According to the World Health Organization, hearing-impaired people number 275 million worldwide. I began to lose my hearing in my mid-twenties. By the time I was thirty, I was down 40% in my left ear. At 40 I had lost 60% in my left ear and had started a slow loss in my right. By then the accompanying tinnitus and severe vertigo had gotten bad enough to effect how my brain processed sound and light. After passing out four times (once in a yarn shop), I agreed to a chemical labrythectomy (thus disabling the likely culprit, my left endolymphatic nerve). The procedure cost me the remaining hearing in my left ear (but, functionally speaking, gave me back my life). I will be 51 in June. My left ear is fully deaf, but has yet to stop ringing. While I still get dizzy, I only rarely suffer from vertigo. The hearing in my right ear is declining at a much slower rate than my left but eventually that will be gone too.
When this journey began, as a way of facing the possibility of going deaf, I read tons of books on living in a deaf world. What makes "Shouting Won't Help" by Katherine Bouton different from the books I read then, is that it is not about being deaf. It is about going deaf and while the experiences can be similar, they are not the same.
Ms. Bouton's experience was different in some of ways than mine. However, much of what she recounts is very familiar. The embarrassment of having to ask people to repeat themselves over and over. Being made to feel like your lack of hearing and/or understanding what you do hear (sometimes we can hear that you are talking but are unable to make out the words), is something you are doing to them. Then, there is the anger at being treated like you are stupid just because you can not hear and the ever-present fear that it might be true.

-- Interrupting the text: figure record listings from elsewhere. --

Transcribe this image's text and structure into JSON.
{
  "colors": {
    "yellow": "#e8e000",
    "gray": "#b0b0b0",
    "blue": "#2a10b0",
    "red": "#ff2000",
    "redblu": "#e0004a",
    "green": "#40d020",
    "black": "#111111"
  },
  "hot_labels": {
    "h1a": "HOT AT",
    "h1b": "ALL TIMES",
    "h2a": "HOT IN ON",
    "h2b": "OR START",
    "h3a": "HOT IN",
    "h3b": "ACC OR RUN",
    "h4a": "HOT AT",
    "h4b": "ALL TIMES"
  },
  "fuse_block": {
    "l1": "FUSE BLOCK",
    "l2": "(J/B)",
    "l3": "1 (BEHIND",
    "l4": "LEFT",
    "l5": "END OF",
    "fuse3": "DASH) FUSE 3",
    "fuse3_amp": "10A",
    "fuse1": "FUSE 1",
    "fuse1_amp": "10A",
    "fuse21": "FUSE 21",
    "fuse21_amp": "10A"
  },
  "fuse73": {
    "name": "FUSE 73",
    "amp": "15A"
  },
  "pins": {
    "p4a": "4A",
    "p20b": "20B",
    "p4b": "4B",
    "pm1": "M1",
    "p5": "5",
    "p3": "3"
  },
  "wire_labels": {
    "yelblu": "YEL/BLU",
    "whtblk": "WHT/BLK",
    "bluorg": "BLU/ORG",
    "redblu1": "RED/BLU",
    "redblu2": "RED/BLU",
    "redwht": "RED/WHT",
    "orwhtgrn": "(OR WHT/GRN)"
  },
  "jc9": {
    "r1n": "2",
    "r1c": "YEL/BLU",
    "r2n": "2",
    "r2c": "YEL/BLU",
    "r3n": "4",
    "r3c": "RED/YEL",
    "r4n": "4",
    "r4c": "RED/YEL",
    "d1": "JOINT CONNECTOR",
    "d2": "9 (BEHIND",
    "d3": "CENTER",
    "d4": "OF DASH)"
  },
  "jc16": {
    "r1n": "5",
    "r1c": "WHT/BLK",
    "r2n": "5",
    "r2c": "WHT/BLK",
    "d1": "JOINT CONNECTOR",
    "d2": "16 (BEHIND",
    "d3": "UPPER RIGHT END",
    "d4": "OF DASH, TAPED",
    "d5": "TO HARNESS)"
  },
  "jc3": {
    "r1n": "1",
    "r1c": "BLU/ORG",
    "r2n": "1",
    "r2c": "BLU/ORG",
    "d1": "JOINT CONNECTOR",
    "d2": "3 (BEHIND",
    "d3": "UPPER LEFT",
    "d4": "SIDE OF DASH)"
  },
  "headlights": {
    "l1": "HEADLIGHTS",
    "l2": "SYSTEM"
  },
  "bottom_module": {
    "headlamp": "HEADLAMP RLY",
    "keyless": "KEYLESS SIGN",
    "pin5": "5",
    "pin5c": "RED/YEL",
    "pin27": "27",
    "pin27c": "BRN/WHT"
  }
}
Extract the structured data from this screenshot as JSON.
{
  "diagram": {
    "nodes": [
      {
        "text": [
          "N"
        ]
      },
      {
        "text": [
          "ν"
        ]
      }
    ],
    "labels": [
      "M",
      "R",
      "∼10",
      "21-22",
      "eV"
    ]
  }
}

Hearing loss is an invisible disability. I do not use a cochlear and am not a good candidate for hearing aids. I speak well and, with a strong voice to my right, can even still sing. Thanks to a combination of speech reading, what my right ear has to offer and context, I compensate very well (so says my audiologist). However, ambient noise and acoustics can make or break me. Once at Disney, while being seated for Epcot's Candlelight Processional, I asked to sit within sight of the ASL (American Sign Language) interpreter . The rather nasty usher told me to prove I am deaf. Really? As I understand it, only my autopsy will tell the whys and hows of my emerging deafness and I am not ready to go there yet.
"Shouting Won't Help", is at times funny and sad. Along with detailed information on hearing aids, cochlear implants, and assistive listening devices, Ms. Bouton goes into the whys and hows of age and noise related hearing loss. She also shares tips for talking with the hearing impaired that, if you yourself are hearing impaired, you may be tempted to copy and hand-out. In much the same way that "Quiet" did, "Shouting,,," left me feeling more comfortable with my own normal. Not only do I feel less isolated in this never quiet place, but I feel braver about asking for what I need.
Given the statistics, it is more than likely that you or someone you interact with on a regular basis is deaf or hearing impaired. Do yourself and them a favor and read this book. Then you can do what I did, and ask your hubby to read it too.